I have an exercise that states:

a) Prove that for $0<p<1$, $d_1(x,y) =(|x_1-y_1|^p+|x_2-y_2|^p)^{1/p}$ is not a metric on $\mathbb{R}^2$ and

b) Prove that for $0<p<1$, $d_2(x,y) = |x_1-y_1|^p+|x_2-y_2|^p$ is a metric on $\mathbb{R}^2$

Now obviously the only problem is the triangle inequality. For the first question I found a counter example by taking the points $(1,0)$, $(0,1)$ and $(1,1)$. So this is fine.

I am stuck in the second. How do I prove the triangle inequality for b? I tried to approach it by taking a Taylor series approximation but I got lost very quickly. My second idea was to use the Minkowski inequality but I couldn't apply it somehow. Thanks in advance.

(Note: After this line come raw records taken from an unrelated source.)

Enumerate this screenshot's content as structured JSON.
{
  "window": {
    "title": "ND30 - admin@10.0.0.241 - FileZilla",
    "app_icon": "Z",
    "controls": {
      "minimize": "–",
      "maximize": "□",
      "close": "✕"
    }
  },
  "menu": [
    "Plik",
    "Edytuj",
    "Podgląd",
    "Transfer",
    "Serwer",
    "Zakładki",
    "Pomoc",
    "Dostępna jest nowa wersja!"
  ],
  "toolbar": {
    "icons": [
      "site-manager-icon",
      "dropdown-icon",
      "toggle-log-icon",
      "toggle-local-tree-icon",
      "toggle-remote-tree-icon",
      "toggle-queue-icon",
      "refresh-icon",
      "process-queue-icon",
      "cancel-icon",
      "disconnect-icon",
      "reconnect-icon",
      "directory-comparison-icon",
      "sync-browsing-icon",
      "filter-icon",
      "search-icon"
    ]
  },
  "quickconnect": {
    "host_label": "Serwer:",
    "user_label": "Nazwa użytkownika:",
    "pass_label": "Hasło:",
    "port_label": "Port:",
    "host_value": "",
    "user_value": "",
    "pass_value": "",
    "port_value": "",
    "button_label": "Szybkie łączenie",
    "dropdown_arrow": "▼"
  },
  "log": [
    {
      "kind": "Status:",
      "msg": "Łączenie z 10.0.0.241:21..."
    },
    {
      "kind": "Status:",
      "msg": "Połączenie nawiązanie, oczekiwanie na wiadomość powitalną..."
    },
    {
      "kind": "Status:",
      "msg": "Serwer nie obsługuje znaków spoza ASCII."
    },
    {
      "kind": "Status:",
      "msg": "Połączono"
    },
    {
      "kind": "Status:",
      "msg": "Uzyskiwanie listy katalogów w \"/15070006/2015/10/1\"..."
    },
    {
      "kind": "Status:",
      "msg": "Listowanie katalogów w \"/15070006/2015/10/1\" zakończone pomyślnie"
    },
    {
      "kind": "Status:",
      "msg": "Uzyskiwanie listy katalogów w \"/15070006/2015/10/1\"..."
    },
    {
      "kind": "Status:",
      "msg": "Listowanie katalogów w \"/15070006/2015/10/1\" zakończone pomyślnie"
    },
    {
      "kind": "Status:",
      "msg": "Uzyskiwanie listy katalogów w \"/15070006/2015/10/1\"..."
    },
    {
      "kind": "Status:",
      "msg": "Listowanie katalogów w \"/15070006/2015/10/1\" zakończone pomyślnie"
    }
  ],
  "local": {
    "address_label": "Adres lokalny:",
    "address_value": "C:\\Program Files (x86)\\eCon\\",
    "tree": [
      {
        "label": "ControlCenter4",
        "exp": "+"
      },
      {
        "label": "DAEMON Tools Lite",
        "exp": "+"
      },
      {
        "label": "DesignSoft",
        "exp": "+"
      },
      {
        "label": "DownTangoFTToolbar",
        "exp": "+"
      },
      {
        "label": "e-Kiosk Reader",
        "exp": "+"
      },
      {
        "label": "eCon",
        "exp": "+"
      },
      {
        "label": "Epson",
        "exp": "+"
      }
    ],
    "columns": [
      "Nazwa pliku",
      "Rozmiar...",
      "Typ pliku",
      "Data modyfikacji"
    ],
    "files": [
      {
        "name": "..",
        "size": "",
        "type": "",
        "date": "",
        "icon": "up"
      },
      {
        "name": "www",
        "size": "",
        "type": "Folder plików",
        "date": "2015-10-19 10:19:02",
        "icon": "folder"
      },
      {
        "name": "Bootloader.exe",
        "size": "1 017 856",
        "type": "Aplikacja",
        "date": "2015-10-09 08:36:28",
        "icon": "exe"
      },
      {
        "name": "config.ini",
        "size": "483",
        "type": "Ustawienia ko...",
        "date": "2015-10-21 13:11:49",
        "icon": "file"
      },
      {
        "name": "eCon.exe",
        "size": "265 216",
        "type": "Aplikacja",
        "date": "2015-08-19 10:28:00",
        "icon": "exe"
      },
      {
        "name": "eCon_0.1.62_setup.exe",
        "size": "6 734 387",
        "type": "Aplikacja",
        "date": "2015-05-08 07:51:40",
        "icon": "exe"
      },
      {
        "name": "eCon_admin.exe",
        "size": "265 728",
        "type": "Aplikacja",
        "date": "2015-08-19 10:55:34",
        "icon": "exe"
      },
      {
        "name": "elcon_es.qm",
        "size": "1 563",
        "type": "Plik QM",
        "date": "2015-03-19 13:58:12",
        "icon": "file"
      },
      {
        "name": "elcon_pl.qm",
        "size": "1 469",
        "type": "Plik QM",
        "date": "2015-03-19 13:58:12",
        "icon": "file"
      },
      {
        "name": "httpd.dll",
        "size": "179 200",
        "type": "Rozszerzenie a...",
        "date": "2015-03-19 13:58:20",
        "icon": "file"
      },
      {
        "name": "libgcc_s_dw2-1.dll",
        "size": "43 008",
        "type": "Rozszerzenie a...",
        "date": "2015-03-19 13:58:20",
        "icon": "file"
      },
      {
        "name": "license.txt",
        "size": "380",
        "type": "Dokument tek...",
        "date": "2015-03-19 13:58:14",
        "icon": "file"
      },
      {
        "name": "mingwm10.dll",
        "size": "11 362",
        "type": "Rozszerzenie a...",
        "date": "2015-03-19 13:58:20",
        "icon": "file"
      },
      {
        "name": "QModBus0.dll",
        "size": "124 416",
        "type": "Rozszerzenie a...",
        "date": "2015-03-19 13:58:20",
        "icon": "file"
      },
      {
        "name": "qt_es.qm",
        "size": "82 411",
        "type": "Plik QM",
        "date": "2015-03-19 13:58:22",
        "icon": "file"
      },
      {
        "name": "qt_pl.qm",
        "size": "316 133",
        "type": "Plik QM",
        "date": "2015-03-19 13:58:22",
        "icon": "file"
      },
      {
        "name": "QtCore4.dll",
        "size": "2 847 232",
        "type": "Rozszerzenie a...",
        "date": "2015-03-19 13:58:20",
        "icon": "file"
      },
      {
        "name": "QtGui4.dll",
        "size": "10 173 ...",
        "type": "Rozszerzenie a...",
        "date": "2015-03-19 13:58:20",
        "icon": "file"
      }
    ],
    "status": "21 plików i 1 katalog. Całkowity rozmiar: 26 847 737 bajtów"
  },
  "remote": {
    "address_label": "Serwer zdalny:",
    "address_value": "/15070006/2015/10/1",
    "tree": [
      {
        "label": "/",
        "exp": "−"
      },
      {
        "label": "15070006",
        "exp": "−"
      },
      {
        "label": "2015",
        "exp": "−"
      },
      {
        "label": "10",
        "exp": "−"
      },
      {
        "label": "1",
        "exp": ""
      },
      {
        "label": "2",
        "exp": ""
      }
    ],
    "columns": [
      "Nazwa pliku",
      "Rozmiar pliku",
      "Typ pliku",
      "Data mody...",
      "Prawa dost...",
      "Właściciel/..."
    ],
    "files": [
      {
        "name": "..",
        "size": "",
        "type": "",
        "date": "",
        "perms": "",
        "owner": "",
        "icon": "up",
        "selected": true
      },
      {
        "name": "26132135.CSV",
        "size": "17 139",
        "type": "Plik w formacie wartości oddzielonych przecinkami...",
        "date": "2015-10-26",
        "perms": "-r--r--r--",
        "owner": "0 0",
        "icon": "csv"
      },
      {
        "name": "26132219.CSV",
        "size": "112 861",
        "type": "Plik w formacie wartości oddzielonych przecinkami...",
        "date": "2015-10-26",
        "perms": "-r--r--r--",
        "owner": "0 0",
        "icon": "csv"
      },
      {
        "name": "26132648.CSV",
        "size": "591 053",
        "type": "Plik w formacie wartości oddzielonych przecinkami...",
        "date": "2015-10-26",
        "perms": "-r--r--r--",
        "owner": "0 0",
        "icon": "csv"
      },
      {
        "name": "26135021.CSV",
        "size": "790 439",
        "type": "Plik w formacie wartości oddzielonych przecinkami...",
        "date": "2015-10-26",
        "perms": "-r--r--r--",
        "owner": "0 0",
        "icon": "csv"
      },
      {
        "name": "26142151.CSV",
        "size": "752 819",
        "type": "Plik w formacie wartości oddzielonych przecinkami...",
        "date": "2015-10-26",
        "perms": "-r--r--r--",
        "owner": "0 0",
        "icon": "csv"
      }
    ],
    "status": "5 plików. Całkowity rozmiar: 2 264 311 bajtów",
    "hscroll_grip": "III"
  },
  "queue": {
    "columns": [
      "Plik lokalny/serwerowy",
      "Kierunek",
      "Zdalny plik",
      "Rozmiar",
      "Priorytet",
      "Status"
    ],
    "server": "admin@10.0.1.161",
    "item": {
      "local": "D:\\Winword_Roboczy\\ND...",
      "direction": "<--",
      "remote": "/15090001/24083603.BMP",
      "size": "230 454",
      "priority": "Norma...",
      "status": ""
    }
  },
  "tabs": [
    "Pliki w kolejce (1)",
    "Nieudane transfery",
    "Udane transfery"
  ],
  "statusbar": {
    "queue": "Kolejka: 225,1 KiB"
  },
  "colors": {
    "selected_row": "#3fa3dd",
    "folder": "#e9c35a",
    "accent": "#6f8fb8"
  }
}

EDIT: corrected the equations

  • 1
    $\begingroup$ b) does not depend on $p$, type? Do you mean $\left(\cdots\right)^p$? $\endgroup$ – user127.0.0.1 Jan 29 '14 at 2:03
  • $\begingroup$ Sorry for the typo, I corrected it. $\endgroup$ – rom Jan 29 '14 at 4:20

I am assuming that for $b)$ you mean:

Prove that for $0 < p < 1,\,$ $d_2(x,y) = \left(|x_1 - y_1| + |x_2 - y_2|\right)^p$ is a metric on $\mathbb{R}^2$.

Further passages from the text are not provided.